ProgrammazioneSviluppatore Rust Backend

Come sono strutturati i metodi e le funzioni associate in Rust? Come si distinguono tra loro, come si dichiarano e si invocano, e quando si deve usare quale variante?

Supera i colloqui con l'assistente IA Hintsage

Risposta.

Storia della questione

Rust prende in prestito il concetto di metodi dai linguaggi orientati agli oggetti, ma li realizza in modo diverso: invece del consueto this o self, i metodi accettano esplicitamente un parametro self. Le funzioni associate sono nate come alternativa ai metodi statici in altri linguaggi di programmazione — sono legate a un tipo, ma non a un valore specifico.

Problema

Spesso si confondono metodi, funzioni associate e funzioni libere. Non è chiaro quando utilizzare un metodo con self o una funzione associata senza self. Ci sono questioni di visibilità, autodereferenza e trasferimento di proprietà.

Soluzione

I metodi in Rust si dichiarano con il primo parametro self/ &self/ &mut self all'interno di un blocco impl (di solito per struct o enum). Vengono invocati su un'istanza: oggetto.metodo(). Le funzioni associate (ad esempio, new, from) vengono dichiarate anch'esse all'interno di impl, ma senza il primo parametro self e vengono invocate tramite due punti: Tipo::funzione().

Esempio di codice:

struct Point { x: f64, y: f64, } impl Point { // Funzione associata (costruttore) fn new(x: f64, y: f64) -> Self { Self { x, y } } // Metodo: richiede self fn distance_from_origin(&self) -> f64 { (self.x.powi(2) + self.y.powi(2)).sqrt() } } let p = Point::new(3.0, 4.0); printf!("{}", p.distance_from_origin()); // 5.0

Caratteristiche chiave:

  • I metodi accettano il parametro self in diverse varianti di proprietà
  • Le funzioni associate non accettano self, vengono solitamente utilizzate per l'inizializzazione o utility
  • Solo i metodi possono essere invocati su istanze tramite punto, le funzioni associate solo tramite ::

Domande ingannevoli.

È possibile chiamare funzioni associate tramite un'istanza (tramite punto)?
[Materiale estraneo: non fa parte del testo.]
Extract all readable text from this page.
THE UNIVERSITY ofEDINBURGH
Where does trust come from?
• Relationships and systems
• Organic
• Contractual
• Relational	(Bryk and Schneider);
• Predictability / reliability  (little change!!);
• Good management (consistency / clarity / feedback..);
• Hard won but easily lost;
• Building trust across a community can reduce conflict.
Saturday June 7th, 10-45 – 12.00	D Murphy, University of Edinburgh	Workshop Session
Questo è possibile (ad esempio, p.new(1.0, 2.0)), ma è estremamente sconsigliato: porta a confusione, poiché la funzione associata non ha accesso all'oggetto corrente e l'istanza viene ignorata. È meglio usare la sintassi Tipo::func().

Esempio di codice:

let p = Point::new(1.0, 2.0); let q = p.new(0.0, 0.0); // Funziona, ma non è una best practice!
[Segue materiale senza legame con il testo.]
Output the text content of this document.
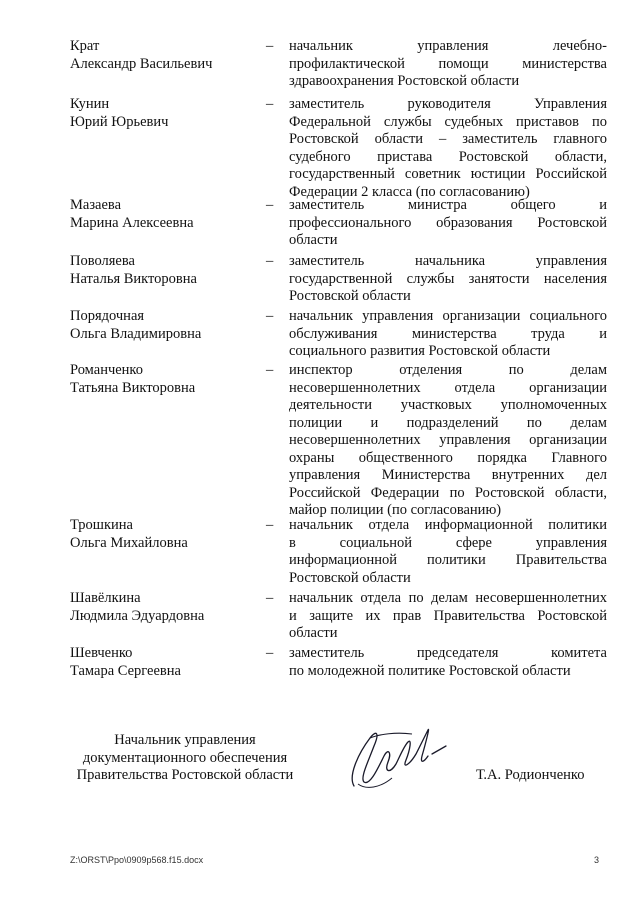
Крат
Александр Васильевич
– начальник управления лечебно-
профилактической помощи министерства
здравоохранения Ростовской области
Кунин
Юрий Юрьевич
– заместитель руководителя Управления
Федеральной службы судебных приставов по
Ростовской области – заместитель главного
судебного пристава Ростовской области,
государственный советник юстиции Российской
Федерации 2 класса (по согласованию)
Мазаева
Марина Алексеевна
– заместитель министра общего и
профессионального образования Ростовской
области
Поволяева
Наталья Викторовна
– заместитель начальника управления
государственной службы занятости населения
Ростовской области
Порядочная
Ольга Владимировна
– начальник управления организации социального
обслуживания министерства труда и
социального развития Ростовской области
Романченко
Татьяна Викторовна
– инспектор отделения по делам
несовершеннолетних отдела организации
деятельности участковых уполномоченных
полиции и подразделений по делам
несовершеннолетних управления организации
охраны общественного порядка Главного
управления Министерства внутренних дел
Российской Федерации по Ростовской области,
майор полиции (по согласованию)
Трошкина
Ольга Михайловна
– начальник отдела информационной политики
в социальной сфере управления
информационной политики Правительства
Ростовской области
Шавёлкина
Людмила Эдуардовна
– начальник отдела по делам несовершеннолетних
и защите их прав Правительства Ростовской
области
Шевченко
Тамара Сергеевна
– заместитель председателя комитета
по молодежной политике Ростовской области
Начальник управления
документационного обеспечения
Правительства Ростовской области	Т.А. Родионченко
Z:\ORST\Ppo\0909p568.f15.docx	3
Possono i metodi essere asincroni?

Sì. I metodi possono essere dichiarati con la parola chiave async proprio come le funzioni libere:

impl Foo { async fn do_async(&self) { // ... } }

È possibile dichiarare sia metodi che funzioni associate all'interno di un unico blocco impl?
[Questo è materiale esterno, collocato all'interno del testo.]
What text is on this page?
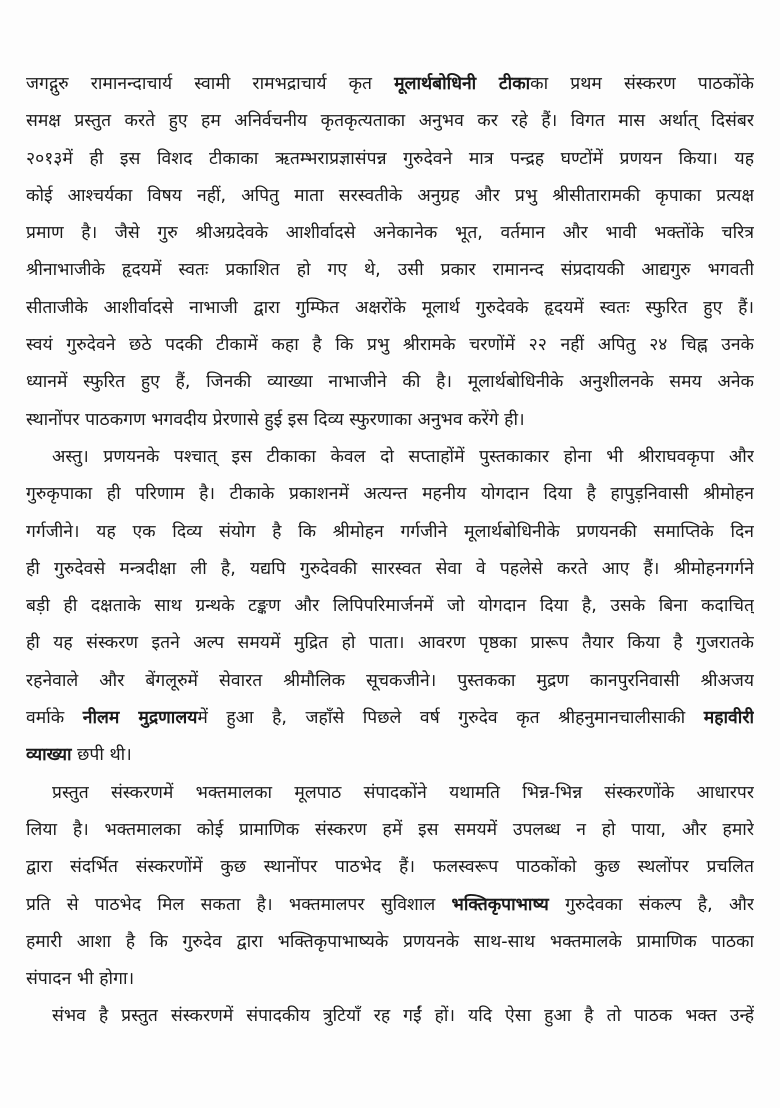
जगद्गुरु रामानन्दाचार्य स्वामी रामभद्राचार्य कृत मूलार्थबोधिनी टीकाका प्रथम संस्करण पाठकोंके
समक्ष प्रस्तुत करते हुए हम अनिर्वचनीय कृतकृत्यताका अनुभव कर रहे हैं। विगत मास अर्थात् दिसंबर
२०१३में ही इस विशद टीकाका ऋतम्भराप्रज्ञासंपन्न गुरुदेवने मात्र पन्द्रह घण्टोंमें प्रणयन किया। यह
कोई आश्चर्यका विषय नहीं, अपितु माता सरस्वतीके अनुग्रह और प्रभु श्रीसीतारामकी कृपाका प्रत्यक्ष
प्रमाण है। जैसे गुरु श्रीअग्रदेवके आशीर्वादसे अनेकानेक भूत, वर्तमान और भावी भक्तोंके चरित्र
श्रीनाभाजीके हृदयमें स्वतः प्रकाशित हो गए थे, उसी प्रकार रामानन्द संप्रदायकी आद्यगुरु भगवती
सीताजीके आशीर्वादसे नाभाजी द्वारा गुम्फित अक्षरोंके मूलार्थ गुरुदेवके हृदयमें स्वतः स्फुरित हुए हैं।
स्वयं गुरुदेवने छठे पदकी टीकामें कहा है कि प्रभु श्रीरामके चरणोंमें २२ नहीं अपितु २४ चिह्न उनके
ध्यानमें स्फुरित हुए हैं, जिनकी व्याख्या नाभाजीने की है। मूलार्थबोधिनीके अनुशीलनके समय अनेक
स्थानोंपर पाठकगण भगवदीय प्रेरणासे हुई इस दिव्य स्फुरणाका अनुभव करेंगे ही।
अस्तु। प्रणयनके पश्चात् इस टीकाका केवल दो सप्ताहोंमें पुस्तकाकार होना भी श्रीराघवकृपा और
गुरुकृपाका ही परिणाम है। टीकाके प्रकाशनमें अत्यन्त महनीय योगदान दिया है हापुड़निवासी श्रीमोहन
गर्गजीने। यह एक दिव्य संयोग है कि श्रीमोहन गर्गजीने मूलार्थबोधिनीके प्रणयनकी समाप्तिके दिन
ही गुरुदेवसे मन्त्रदीक्षा ली है, यद्यपि गुरुदेवकी सारस्वत सेवा वे पहलेसे करते आए हैं। श्रीमोहनगर्गने
बड़ी ही दक्षताके साथ ग्रन्थके टङ्कण और लिपिपरिमार्जनमें जो योगदान दिया है, उसके बिना कदाचित्
ही यह संस्करण इतने अल्प समयमें मुद्रित हो पाता। आवरण पृष्ठका प्रारूप तैयार किया है गुजरातके
रहनेवाले और बेंगलूरुमें सेवारत श्रीमौलिक सूचकजीने। पुस्तकका मुद्रण कानपुरनिवासी श्रीअजय
वर्माके नीलम मुद्रणालयमें हुआ है, जहाँसे पिछले वर्ष गुरुदेव कृत श्रीहनुमानचालीसाकी महावीरी
व्याख्या छपी थी।
प्रस्तुत संस्करणमें भक्तमालका मूलपाठ संपादकोंने यथामति भिन्न-भिन्न संस्करणोंके आधारपर
लिया है। भक्तमालका कोई प्रामाणिक संस्करण हमें इस समयमें उपलब्ध न हो पाया, और हमारे
द्वारा संदर्भित संस्करणोंमें कुछ स्थानोंपर पाठभेद हैं। फलस्वरूप पाठकोंको कुछ स्थलोंपर प्रचलित
प्रति से पाठभेद मिल सकता है। भक्तमालपर सुविशाल भक्तिकृपाभाष्य गुरुदेवका संकल्प है, और
हमारी आशा है कि गुरुदेव द्वारा भक्तिकृपाभाष्यके प्रणयनके साथ-साथ भक्तमालके प्रामाणिक पाठका
संपादन भी होगा।
संभव है प्रस्तुत संस्करणमें संपादकीय त्रुटियाँ रह गईं हों। यदि ऐसा हुआ है तो पाठक भक्त उन्हें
Sì — sono consentite tutte le combinazioni. È anche possibile dichiarare più blocchi impl per un unico tipo.

Errori tipici e anti-pattern

  • Confondere metodi e funzioni associate
  • Lasciare funzioni associate senza specificare l'appartenenza al tipo (non dichiarare in impl)
  • Chiamare funzioni associate tramite un'istanza (tramite punto)

Esempio dalla vita reale

Caso negativo

Un principiante ha dichiarato la funzione new al di fuori di impl e ha cercato di usarla come costruttore, poi ha accidentalmente chiamato tramite un'istanza: p.new(1.0, 2.0).

Vantaggi:

Funziona rapidamente (il compilatore lo consente).

Svantaggi:

Il codice è poco leggibile, difficile da mantenere, complicato nell'uso dei metodi con il corretto possesso di self.

Caso positivo

Tutti i metodi e le funzioni associate sono stati dichiarati rigorosamente all'interno di impl, usando le corrette sintassi di invocazione (Tipo::new() per i costruttori, obj.method() per le azioni).

Vantaggi:

Alta leggibilità, conformità alle migliori pratiche.

Svantaggi:

Richiede conoscenza delle idiomi di Rust e attenzione alla sintassi.